Outline of Craig Ball's Electronic Discovery Workbook - Search is a Science The Streetlight Effe
Here's a continuation of my outline of the 2016 edition of Craig Ball's Electronic Discovery Workbook which I last posted about on May 6, 2018.
The chapter entitled, "Search is a Science The Streetlight Effect in e-Discovery" is a critique of searching for things in the easiest ways. A drunk tells a cop that he is searching for his keys under a streetlight. The cop asks if he is sure he lost them there, and the drunk replies that he actually lost them in the park but is searching in the street because the light is better. Hence the 'streetlight effect'. Ha ha.

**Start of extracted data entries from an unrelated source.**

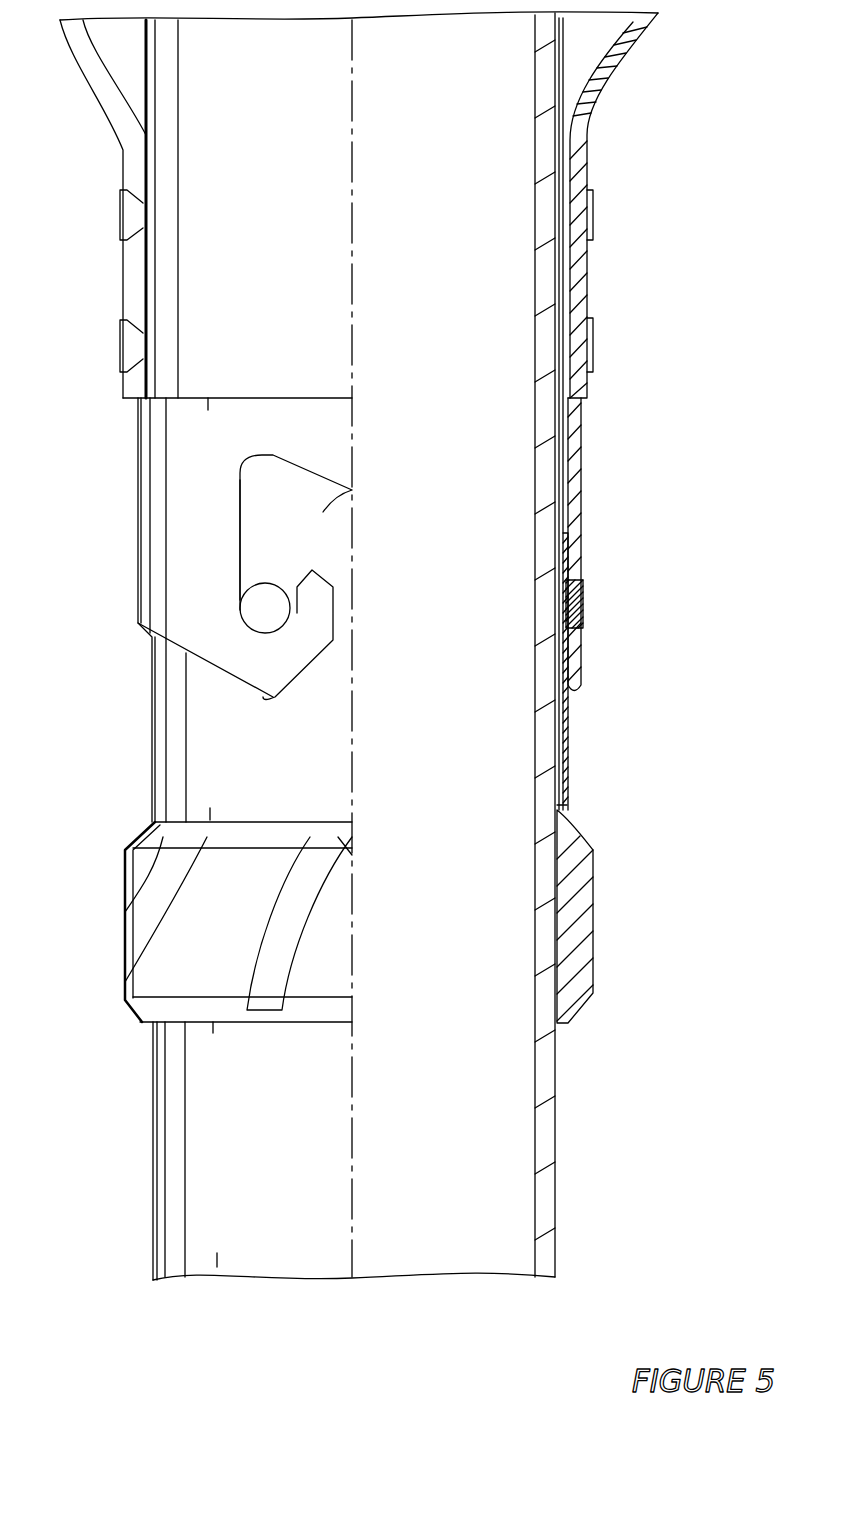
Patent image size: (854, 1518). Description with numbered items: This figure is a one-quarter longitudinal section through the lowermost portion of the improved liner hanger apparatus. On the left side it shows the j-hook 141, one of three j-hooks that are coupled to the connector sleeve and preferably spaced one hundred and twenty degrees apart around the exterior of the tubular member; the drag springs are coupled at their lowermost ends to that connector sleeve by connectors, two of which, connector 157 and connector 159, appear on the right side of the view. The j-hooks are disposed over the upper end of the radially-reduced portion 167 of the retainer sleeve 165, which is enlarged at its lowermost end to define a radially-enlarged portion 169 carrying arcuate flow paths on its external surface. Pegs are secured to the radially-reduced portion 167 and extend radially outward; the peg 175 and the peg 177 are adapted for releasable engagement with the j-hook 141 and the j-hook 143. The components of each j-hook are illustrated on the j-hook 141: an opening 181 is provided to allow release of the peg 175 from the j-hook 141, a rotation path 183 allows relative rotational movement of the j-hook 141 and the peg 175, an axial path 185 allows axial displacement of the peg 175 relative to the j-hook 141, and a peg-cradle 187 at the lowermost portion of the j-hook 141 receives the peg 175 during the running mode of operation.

The j-hook 141 is at (175, 590).
The j-hook 143 is at (582, 552).
The connector 157 is at (592, 228).
The connector 159 is at (592, 351).
The retainer sleeve 165 is at (565, 812).
The radially-reduced portion 167 is at (565, 747).
The radially-enlarged portion 169 is at (593, 952).
The peg 175 is at (280, 610).
The peg 177 is at (583, 627).
The opening 181 is at (340, 633).
The rotation path 183 is at (355, 490).
The axial path 185 is at (258, 490).
The peg-cradle 187 is at (250, 628).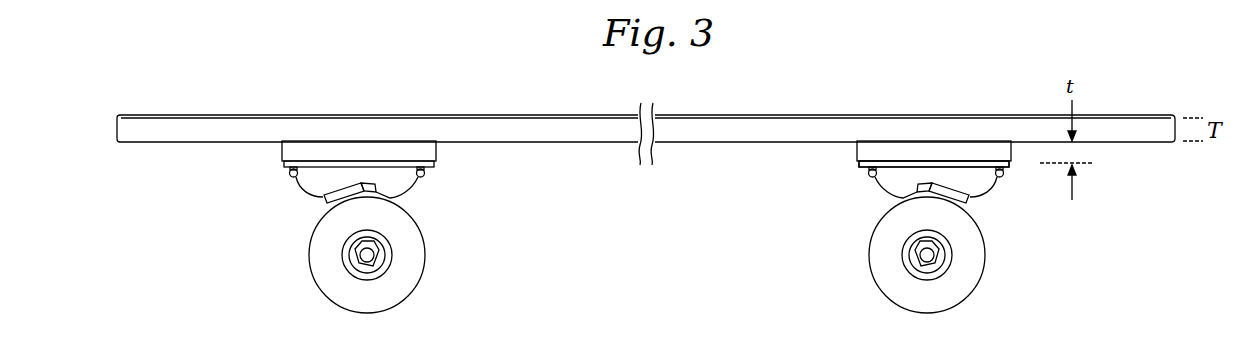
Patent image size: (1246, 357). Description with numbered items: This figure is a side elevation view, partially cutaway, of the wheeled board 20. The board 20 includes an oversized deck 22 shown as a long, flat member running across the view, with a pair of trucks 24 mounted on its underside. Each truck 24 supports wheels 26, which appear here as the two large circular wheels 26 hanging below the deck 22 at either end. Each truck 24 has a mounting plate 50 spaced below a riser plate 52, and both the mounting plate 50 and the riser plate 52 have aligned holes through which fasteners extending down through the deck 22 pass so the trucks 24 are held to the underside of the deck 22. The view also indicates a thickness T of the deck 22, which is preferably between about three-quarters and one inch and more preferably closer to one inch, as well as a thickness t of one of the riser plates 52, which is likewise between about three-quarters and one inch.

The wheeled board 20 is at (641, 159).
The deck 22 is at (141, 150).
The truck 24 is at (408, 190).
The wheel 26 is at (422, 270).
The mounting plate 50 is at (973, 170).
The riser plate 52 is at (858, 152).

Ball faults lawyers for believing that a single set of keywords can be used to search email systems, data archives, removable media and databases, when such systems don't use the same syntax or search tools. Boolean, proximity, and stem searches cannot be used in all systems, and some databases utilize specialized query languages. A company that has used journaling to prepare an index of email archives, may only search the index and not the messages and their attachments.
Interrogatories should request the following information:
1. The rules to tokenize data to make it searchable. Tokenization determines which character strings in documents are identified as words. Different systems use different tokenization rules. Compound words, phrases with numbers and words with diacritics can be handled in different ways.
2. Stop words for an index. Stop or noise words don't appear in an index.
3. The number of documents which don't have extractable text or searchable metadata. Encrypted or compressed files may not be searchable.
4. Limitations on keyword, Boolean or proximity searching. Tests should be run in order to confirm how search tools function.